European patchwork of rules and regulations forms safety net for investors

Germany is the progenitor of the covered bond. Pfandbrief were established under Frederick the Great in 1769, originally as a means of giving estate owners access to credit. France followed with obligations foncières in 1852, while in Spain, cèdulas hipotecarias was introduced in 1981.

The first UK covered bond was not issued until 2003 and the legislative framework for regulated ones only arrived in 2008. The laws governing covered bonds vary from country to country; some European countries have regulatory frameworks that stipulate what kind of loans can go into the pool that covers bonds and what happens if the issuing bank becomes insolvent. There is a statutory monitoring process and regular independent annual audits.

The financial institution that issues them – usually a bank – usually needs a licence to do so. To be registered, covered bonds must stay on the issuer’s balance sheet. This government oversight and greater security contrasts with mortgage-backed securities, where no statutory rules control what goes into cover pools or their monitoring.

Moreover, lenders remove the loans backing CMBS or RMBS issues from their balance sheets by selling them into special-purpose vehicles that issue bonds. The loan pools that back covered bonds are not fixed; as some loans are repaid, they can be replaced by new loans. Thus issuers are responsible for administering the pools to ensure that the bonds can meet their obligations to investors. In the UK, banks must provide quarterly data to the Financial Services Authority.

The FSA has a team of risk specialists who model cash flows to ensure that covered bonds are on track to pay investors on time, and that the programmes are matching assets with liabilities. The valuation method used on properties and a maximum loan-to-value level are also legally stipulated.

“Unfortunately we don’t have a global or European binding approach; each country’s legislators find different ways of valuing collateral,” notes Barclays Capital covered bonds analyst Leef Dierks. “It not only differs on a country-by-country basis, but in the UK, for example, different issuers use different house price indices.”

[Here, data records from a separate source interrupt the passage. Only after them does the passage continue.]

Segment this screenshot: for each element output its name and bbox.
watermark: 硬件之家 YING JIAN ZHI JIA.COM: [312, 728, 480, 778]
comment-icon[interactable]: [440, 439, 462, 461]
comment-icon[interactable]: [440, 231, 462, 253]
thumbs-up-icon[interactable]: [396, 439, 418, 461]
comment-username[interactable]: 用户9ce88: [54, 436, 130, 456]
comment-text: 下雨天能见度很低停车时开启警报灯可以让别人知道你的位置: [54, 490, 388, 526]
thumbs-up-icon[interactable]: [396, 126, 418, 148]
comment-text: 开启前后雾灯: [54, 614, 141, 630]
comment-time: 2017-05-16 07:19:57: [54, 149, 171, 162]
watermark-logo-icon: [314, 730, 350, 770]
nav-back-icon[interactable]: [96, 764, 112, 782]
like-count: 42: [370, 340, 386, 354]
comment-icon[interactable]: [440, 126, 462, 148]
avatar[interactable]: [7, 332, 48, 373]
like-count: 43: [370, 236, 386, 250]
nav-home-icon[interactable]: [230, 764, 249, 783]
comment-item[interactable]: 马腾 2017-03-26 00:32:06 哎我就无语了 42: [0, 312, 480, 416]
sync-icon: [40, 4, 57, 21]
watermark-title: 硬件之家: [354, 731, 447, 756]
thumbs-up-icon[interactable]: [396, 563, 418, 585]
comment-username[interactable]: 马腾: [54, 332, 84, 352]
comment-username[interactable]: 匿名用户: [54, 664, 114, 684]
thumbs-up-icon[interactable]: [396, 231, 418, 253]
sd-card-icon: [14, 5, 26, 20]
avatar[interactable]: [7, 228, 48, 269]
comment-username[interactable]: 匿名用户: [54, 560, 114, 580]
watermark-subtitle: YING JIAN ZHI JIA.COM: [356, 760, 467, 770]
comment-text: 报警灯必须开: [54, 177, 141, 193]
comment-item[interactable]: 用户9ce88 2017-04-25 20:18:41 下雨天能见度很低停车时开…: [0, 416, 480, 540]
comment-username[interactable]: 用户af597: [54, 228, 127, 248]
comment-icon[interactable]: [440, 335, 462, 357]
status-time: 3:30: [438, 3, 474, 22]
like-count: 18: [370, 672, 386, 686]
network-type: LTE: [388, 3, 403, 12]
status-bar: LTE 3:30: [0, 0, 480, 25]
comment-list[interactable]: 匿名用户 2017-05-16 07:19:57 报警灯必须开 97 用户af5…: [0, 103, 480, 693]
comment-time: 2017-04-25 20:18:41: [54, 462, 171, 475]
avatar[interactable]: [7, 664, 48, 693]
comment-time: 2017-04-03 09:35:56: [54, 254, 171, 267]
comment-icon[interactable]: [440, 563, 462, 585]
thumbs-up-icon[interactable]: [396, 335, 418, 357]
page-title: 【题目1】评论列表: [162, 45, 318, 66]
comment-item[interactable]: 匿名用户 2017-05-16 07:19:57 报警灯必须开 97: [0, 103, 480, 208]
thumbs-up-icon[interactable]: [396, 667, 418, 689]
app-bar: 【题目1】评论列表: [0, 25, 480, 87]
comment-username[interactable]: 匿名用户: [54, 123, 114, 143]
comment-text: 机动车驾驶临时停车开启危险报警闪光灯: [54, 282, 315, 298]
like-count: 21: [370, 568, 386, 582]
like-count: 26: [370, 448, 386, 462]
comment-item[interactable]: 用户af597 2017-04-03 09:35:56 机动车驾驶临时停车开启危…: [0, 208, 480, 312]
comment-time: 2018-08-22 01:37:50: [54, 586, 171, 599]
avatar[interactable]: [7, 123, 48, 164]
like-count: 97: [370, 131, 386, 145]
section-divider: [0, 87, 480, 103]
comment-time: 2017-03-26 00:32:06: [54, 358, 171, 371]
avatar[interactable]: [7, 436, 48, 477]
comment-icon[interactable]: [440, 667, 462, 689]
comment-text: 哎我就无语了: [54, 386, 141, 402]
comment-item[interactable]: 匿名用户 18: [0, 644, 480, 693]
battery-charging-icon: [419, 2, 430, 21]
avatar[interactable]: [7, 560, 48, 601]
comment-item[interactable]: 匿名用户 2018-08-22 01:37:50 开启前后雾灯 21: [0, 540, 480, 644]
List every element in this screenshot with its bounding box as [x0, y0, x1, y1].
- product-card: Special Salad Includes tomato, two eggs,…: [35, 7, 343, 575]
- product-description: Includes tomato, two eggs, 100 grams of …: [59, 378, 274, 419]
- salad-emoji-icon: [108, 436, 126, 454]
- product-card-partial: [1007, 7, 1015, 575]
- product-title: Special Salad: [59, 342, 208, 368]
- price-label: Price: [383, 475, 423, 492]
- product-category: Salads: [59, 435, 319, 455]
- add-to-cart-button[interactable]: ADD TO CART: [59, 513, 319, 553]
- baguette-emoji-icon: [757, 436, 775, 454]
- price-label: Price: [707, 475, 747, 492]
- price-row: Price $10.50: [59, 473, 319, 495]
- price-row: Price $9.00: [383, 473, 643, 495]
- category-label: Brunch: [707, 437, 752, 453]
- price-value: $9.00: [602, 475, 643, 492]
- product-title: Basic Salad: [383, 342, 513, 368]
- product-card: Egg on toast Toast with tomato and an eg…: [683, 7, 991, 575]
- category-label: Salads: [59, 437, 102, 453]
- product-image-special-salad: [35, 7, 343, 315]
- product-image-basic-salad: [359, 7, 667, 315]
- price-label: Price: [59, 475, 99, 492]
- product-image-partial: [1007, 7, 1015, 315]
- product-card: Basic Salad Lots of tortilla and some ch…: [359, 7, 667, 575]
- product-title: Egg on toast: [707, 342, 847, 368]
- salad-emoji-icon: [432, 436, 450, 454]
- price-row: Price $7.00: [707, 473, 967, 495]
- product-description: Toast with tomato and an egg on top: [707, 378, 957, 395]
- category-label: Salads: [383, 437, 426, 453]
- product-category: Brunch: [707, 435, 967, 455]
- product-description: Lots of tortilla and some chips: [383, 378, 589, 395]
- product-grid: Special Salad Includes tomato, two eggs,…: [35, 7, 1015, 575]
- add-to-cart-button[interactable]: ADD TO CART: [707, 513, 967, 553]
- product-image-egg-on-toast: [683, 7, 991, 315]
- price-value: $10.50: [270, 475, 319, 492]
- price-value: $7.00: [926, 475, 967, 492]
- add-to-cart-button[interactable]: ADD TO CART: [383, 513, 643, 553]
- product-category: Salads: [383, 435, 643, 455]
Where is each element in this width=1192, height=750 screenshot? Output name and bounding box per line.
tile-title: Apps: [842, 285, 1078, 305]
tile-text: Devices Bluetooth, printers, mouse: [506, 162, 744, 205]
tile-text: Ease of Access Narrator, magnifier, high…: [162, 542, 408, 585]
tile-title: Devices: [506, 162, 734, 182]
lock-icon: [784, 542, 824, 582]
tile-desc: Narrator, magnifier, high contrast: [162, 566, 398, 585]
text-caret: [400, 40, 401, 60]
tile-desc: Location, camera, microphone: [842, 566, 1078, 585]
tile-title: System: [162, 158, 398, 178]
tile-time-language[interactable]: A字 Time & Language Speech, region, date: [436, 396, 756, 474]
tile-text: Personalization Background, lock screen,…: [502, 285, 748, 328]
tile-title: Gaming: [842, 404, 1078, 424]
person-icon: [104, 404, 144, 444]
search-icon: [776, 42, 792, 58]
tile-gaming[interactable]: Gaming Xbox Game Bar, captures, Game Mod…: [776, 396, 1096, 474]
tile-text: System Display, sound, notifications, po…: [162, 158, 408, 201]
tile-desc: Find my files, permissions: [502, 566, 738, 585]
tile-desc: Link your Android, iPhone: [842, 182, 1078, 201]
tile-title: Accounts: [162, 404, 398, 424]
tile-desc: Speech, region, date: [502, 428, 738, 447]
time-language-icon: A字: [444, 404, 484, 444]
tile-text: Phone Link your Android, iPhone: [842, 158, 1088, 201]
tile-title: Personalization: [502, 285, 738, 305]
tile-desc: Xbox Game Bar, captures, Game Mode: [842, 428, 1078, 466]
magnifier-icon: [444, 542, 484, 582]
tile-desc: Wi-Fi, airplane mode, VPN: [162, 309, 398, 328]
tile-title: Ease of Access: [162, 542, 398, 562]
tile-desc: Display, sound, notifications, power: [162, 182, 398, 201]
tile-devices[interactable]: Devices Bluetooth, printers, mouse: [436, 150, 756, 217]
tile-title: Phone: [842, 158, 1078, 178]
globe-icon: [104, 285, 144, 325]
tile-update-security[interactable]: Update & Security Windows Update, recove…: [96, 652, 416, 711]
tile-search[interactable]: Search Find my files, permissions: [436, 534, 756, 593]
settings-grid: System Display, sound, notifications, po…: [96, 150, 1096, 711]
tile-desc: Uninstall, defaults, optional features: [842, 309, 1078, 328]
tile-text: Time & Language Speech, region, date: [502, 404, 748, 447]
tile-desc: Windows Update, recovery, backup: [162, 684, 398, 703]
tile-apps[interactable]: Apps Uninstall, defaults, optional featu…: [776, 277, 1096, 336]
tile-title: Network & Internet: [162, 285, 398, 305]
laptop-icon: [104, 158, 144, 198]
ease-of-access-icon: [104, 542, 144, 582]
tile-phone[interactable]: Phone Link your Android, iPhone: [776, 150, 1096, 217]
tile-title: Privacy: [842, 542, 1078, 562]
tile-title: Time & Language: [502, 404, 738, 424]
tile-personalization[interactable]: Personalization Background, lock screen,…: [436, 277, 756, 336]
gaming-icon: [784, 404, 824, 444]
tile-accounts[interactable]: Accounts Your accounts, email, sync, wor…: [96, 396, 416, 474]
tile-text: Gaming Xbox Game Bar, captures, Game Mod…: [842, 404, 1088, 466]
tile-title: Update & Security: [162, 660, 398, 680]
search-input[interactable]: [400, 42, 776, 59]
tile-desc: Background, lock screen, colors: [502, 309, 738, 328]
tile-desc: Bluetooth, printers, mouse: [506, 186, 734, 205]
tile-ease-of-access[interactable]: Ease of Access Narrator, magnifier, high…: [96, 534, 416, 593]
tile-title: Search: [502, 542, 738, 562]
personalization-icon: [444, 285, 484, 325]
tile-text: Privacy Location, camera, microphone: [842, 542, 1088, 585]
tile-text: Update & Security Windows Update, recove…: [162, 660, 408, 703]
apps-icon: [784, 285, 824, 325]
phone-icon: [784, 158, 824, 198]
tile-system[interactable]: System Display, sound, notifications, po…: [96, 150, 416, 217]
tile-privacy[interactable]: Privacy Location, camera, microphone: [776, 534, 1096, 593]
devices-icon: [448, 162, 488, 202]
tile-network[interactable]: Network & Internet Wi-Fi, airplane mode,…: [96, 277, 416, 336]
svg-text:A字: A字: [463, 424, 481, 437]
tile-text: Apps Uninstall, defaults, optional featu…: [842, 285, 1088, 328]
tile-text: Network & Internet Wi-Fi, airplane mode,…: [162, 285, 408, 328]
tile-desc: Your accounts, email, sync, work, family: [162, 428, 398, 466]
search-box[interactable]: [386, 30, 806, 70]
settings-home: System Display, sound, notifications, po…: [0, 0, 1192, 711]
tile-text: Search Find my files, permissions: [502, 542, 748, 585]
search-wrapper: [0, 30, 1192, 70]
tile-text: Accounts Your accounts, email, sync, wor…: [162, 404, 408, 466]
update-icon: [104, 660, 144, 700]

German and French valuation rules and loan-to-value limits are very conservative. Loans are based on the assets’ ‘mortgage lending value’, which is not market value, as it ignores peaks and troughs, while only 60% of the LTV is eligible for a cover pool. In contrast, UK and Spanish covered bonds are based on property entered at market value, and the UK legal maximum LTV for covered-bond loans is 80%. But UK issuers are free to set LTV limits, as long as they do not breach the statutory maximum.

In the UK, eight banks have registered their covered bond programmes with the FSA. Although the legislation allows commercial real estate loans to be used for collateral, the FSA does not yet allow them to be used in its regulated programmes. The geographical spread of loans allowed in cover pools also varies from country to country, and many permit international collateral.

Tobias Ilgen, head of treasury at WestImmo, says: “Investors prefer pfandbrief with a higher percentage of domestic real estate in the cover pool, and that is reflected in the price. You can issue pfandbrief with international real estate in the cover pool, but at, say, five basis points higher. We are able and optimistic that we can do international business that is eligible for the cover pool, and to refinance it with covered bonds.”

Ilgen would like to be able to hedge his cover pools by issuing pfandbrief in other currencies. “The asset side is mostly in euros, but also in US dollars, Swiss francs and British pounds, while the liability side is denominated in euros. My goal would be to issue a pfandbrief in a foreign currency, but the market isn’t there for it. That is for the future, I’m afraid.”

Investors can choose from a wide range of maturities and because the bonds are considered lower risk, they are given special treatment under European Union law. Investment funds (UCITS) and insurance companies are allowed to hold a higher proportion of bonds from a single issuer.